Titreyen bacaklarıma kadar görüyor gibiydi. Tıpkı annemin bana baktığında söyleceklerimi tahmin edişi gibi bakıyordu. Düzenim mahvolmuştu. Bunu anlamış olacak ki "Saklanmak zorunda değilsin. Sen yanlış bir şey yapmadın ama seni tehlikeye de atamam. Eğer yanımda olursan güvende olursun..."dedi. Ben neyin ortasına düştüm. Aynı evde iki yabancı mümkünatı yok olamaz.

Sanırım bir süre Sema ve ailesi ile kalacağım. Sadece başımı salladığım sırada kapı çalmıştı. Evet kapı çaldı. Saat kaç oldu?

Başımı kaldırıp saate baktığımda, saat su gibi geçmiş ve 8 olmuştu. Hoş saat kaç olursa olsun bu saatte evime kimse gelmezdi. Alparslan bana kim olduğunu sorarcasına bakarken ellerimi açıp omuzumu kaldırdım. Ben de bilmiyorum.

Yavaşça kapıya doğru gidip yarım bir şekilde açtım. O sırada karşımda muhtarı gördüm. Bu adam yine ne demeye geldi? Bu kez Alparslan var diye rahattım ve başım dik halde durup "Hayırdır muhtar sabah sabah rüyanda mı gördün?"dedim. O an çirkin bir kahkaha atan adam elini kapıya yaslayıp "Öğretmen rüyada görmeye ne hacet gören her türlü görüyor"dedi. O da ne demek?

Yarım açtığım kapının hemen kenarında duran adam sırtıyordu. Bu ne demek istedi ki? Anlamamış halde ona bakarken birden elindeki kağıdı uzatıp "Bunu Celal Ağa gönderdi. Celal Ağa'nın düğünü vardır, okula gelen bütün öğretmenler davetlidir"dedi. Hah bir de bu eksikti tam oldu! Elimi uzatıp kağıdı alıp sadece başımı salladım.

Ben ne yapacağım? O düğüne gitmezsem eğer kesin şüphelenirler. Ama gidersem de şüphelenecek ben kalmam. Resmen iki ucu pisli değnek. Boş boş durmuş davetiyeye bakarken hala muhtar kapıda duruyordu. Başımı iki yana sallayıp "Akşama kadar bekleyeceksen buyur ama benim işim gücüm var haydi selametle!"deyip kapıyı suratına kapattım.

Kafam çok karıştı. Kapının arkasına yaslanıp kağıda bakarken karşıda Alparslan bana bakıyor, Sema da yemek masasına oturmuş kahvaltıya başlamış haldeydi. İç çekip onlara doğru yürüdüm. Elimdeki kağıdı masaya bırakıp "Celal Ağa bizleri de çağırıyor"deyip Alparslan'a baktım. Senin yanında olmam sadece senin ailende kurtarır ama Celal ağadan kimse kurtaramaz.

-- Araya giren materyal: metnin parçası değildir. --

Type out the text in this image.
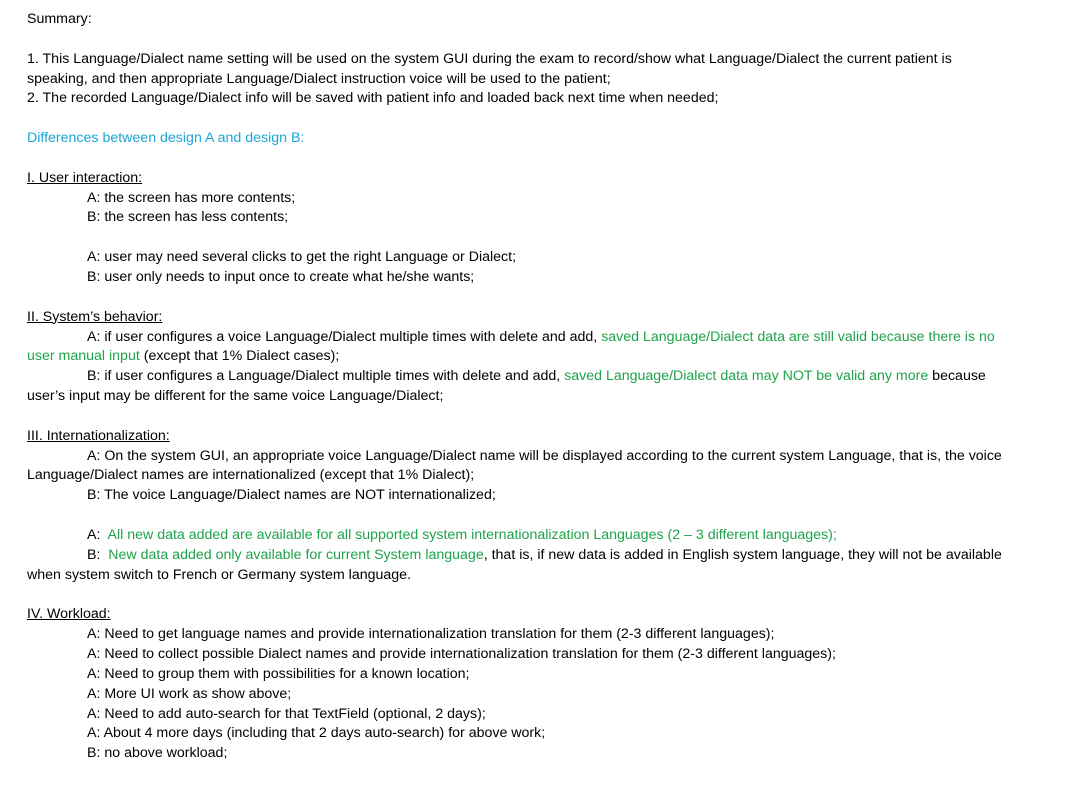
Summary:
1. This Language/Dialect name setting will be used on the system GUI during the exam to record/show what Language/Dialect the current patient is
speaking, and then appropriate Language/Dialect instruction voice will be used to the patient;
2. The recorded Language/Dialect info will be saved with patient info and loaded back next time when needed;
Differences between design A and design B:
I. User interaction:
A: the screen has more contents;
B: the screen has less contents;
A: user may need several clicks to get the right Language or Dialect;
B: user only needs to input once to create what he/she wants;
II. System’s behavior:
A: if user configures a voice Language/Dialect multiple times with delete and add, saved Language/Dialect data are still valid because there is no
user manual input (except that 1% Dialect cases);
B: if user configures a Language/Dialect multiple times with delete and add, saved Language/Dialect data may NOT be valid any more because
user’s input may be different for the same voice Language/Dialect;
III. Internationalization:
A: On the system GUI, an appropriate voice Language/Dialect name will be displayed according to the current system Language, that is, the voice
Language/Dialect names are internationalized (except that 1% Dialect);
B: The voice Language/Dialect names are NOT internationalized;
A:  All new data added are available for all supported system internationalization Languages (2 – 3 different languages);
B:  New data added only available for current System language, that is, if new data is added in English system language, they will not be available
when system switch to French or Germany system language.
IV. Workload:
A: Need to get language names and provide internationalization translation for them (2-3 different languages);
A: Need to collect possible Dialect names and provide internationalization translation for them (2-3 different languages);
A: Need to group them with possibilities for a known location;
A: More UI work as show above;
A: Need to add auto-search for that TextField (optional, 2 days);
A: About 4 more days (including that 2 days auto-search) for above work;
B: no above workload;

Daha dün muhtar asker sevmeyiz dedi. Şu an evimde göreve gelmiş bir asker var. Ne kadar hoş! Nikahsız biriyle aynı evde olmam da cabası! Resmen günaha giriyorum.

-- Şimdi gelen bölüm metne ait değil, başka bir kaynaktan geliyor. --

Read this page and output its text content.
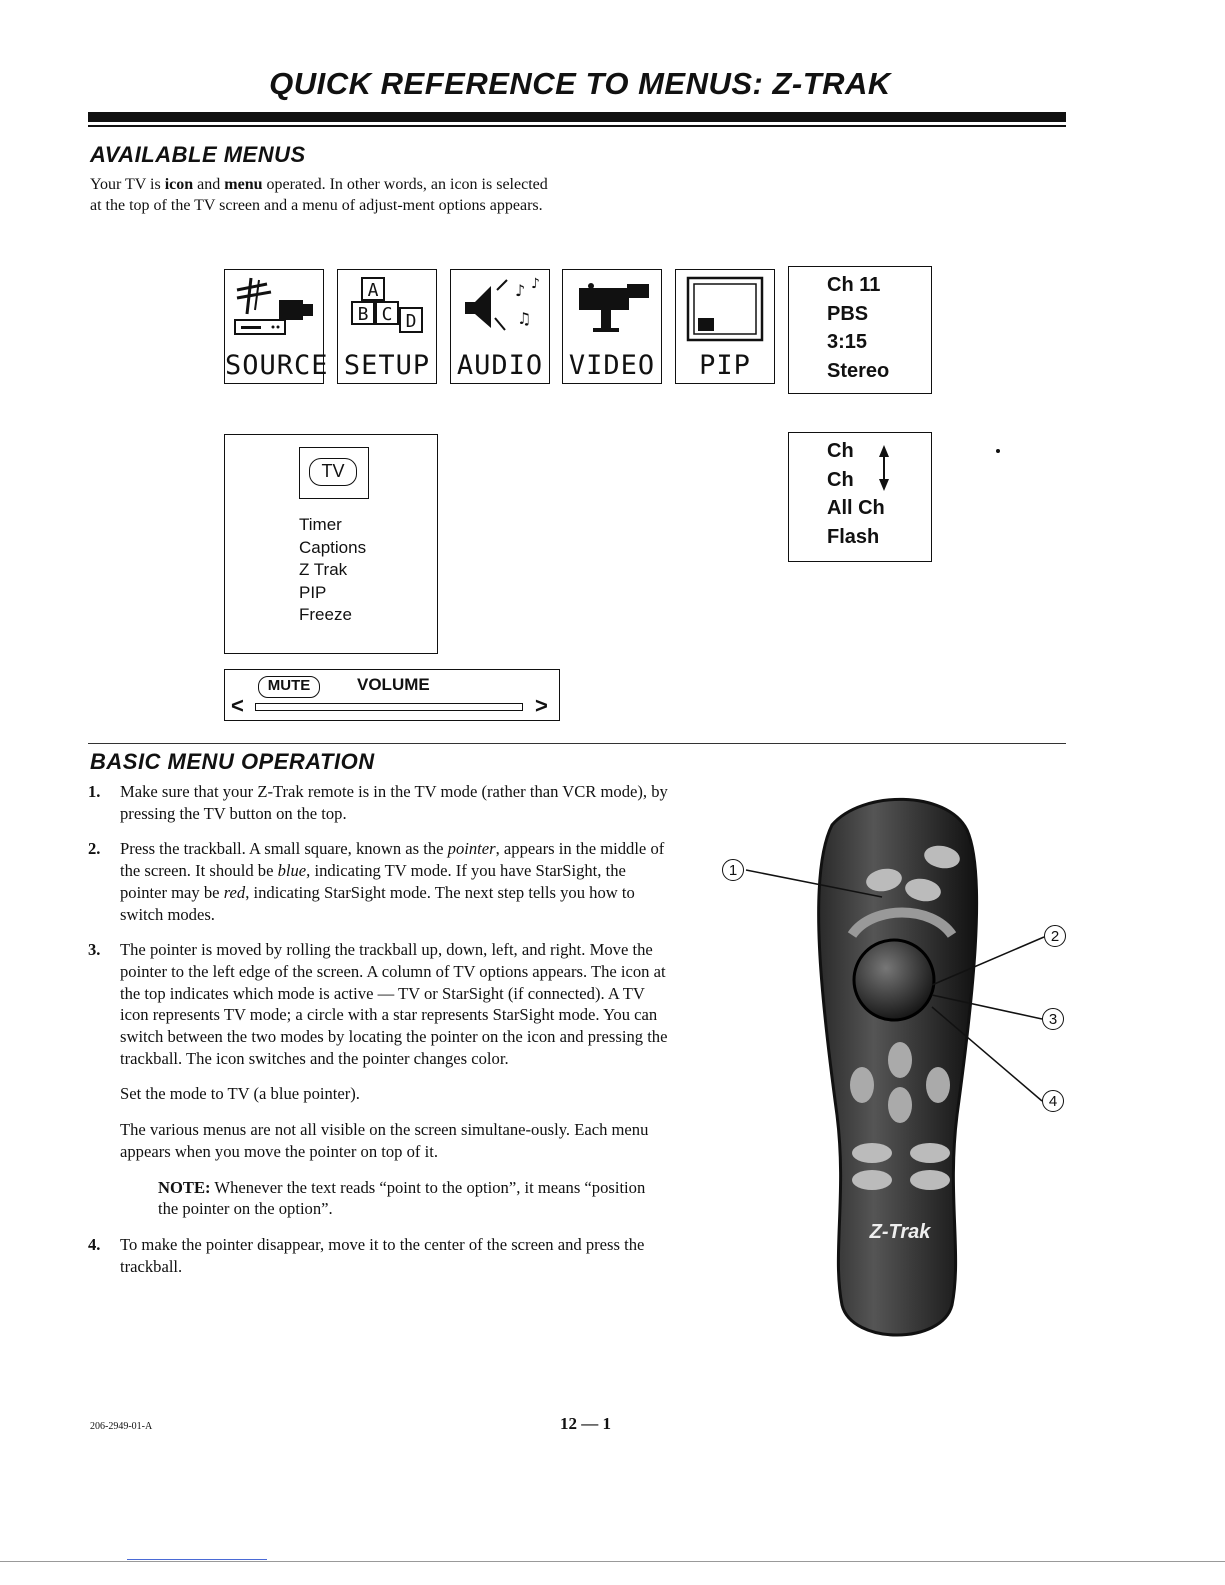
QUICK REFERENCE TO MENUS: Z-TRAK
AVAILABLE MENUS
Your TV is icon and menu operated. In other words, an icon is selected at the top of the TV screen and a menu of adjust-ment options appears.
SOURCE
A
B C D
SETUP
♪ ♪
♫
AUDIO VIDEO	PIP
Ch 11
PBS
3:15
Stereo
TV
Timer
Captions
Z Trak
PIP
Freeze
Ch
Ch
All Ch
Flash
MUTE	VOLUME
<	>
BASIC MENU OPERATION
1. Make sure that your Z-Trak remote is in the TV mode (rather than VCR mode), by pressing the TV button on the top.
2. Press the trackball. A small square, known as the pointer, appears in the middle of the screen. It should be blue, indicating TV mode. If you have StarSight, the pointer may be red, indicating StarSight mode. The next step tells you how to switch modes.
3. The pointer is moved by rolling the trackball up, down, left, and right. Move the pointer to the left edge of the screen. A column of TV options appears. The icon at the top indicates which mode is active — TV or StarSight (if connected). A TV icon represents TV mode; a circle with a star represents StarSight mode. You can switch between the two modes by locating the pointer on the icon and pressing the trackball. The icon switches and the pointer changes color.
Set the mode to TV (a blue pointer).
The various menus are not all visible on the screen simultane-ously. Each menu appears when you move the pointer on top of it.
NOTE: Whenever the text reads “point to the option”, it means “position the pointer on the option”.
4. To make the pointer disappear, move it to the center of the screen and press the trackball.
Z-Trak
1
2
3
4
206-2949-01-A	12 — 1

Dudağımı kemirmeyi bırakırken Alparslan'ın kaşları kavislenmiş halde yavaşça ayaklanıp çayından son bir yudum aldı ve "Eline sağlık, numaramı telefonuna bıraktım. Dediğim gibi şimdilik kalabilirsiniz sonrasına bakarız"dediğinda koyu gözleri gayet babacan duruyordu. Elim belimde kendimi doğrultmak istercesine dururken yavaşça dönüp Sema'ya baş selamı verip yürümeye başladı.  Ben ne yapacağım?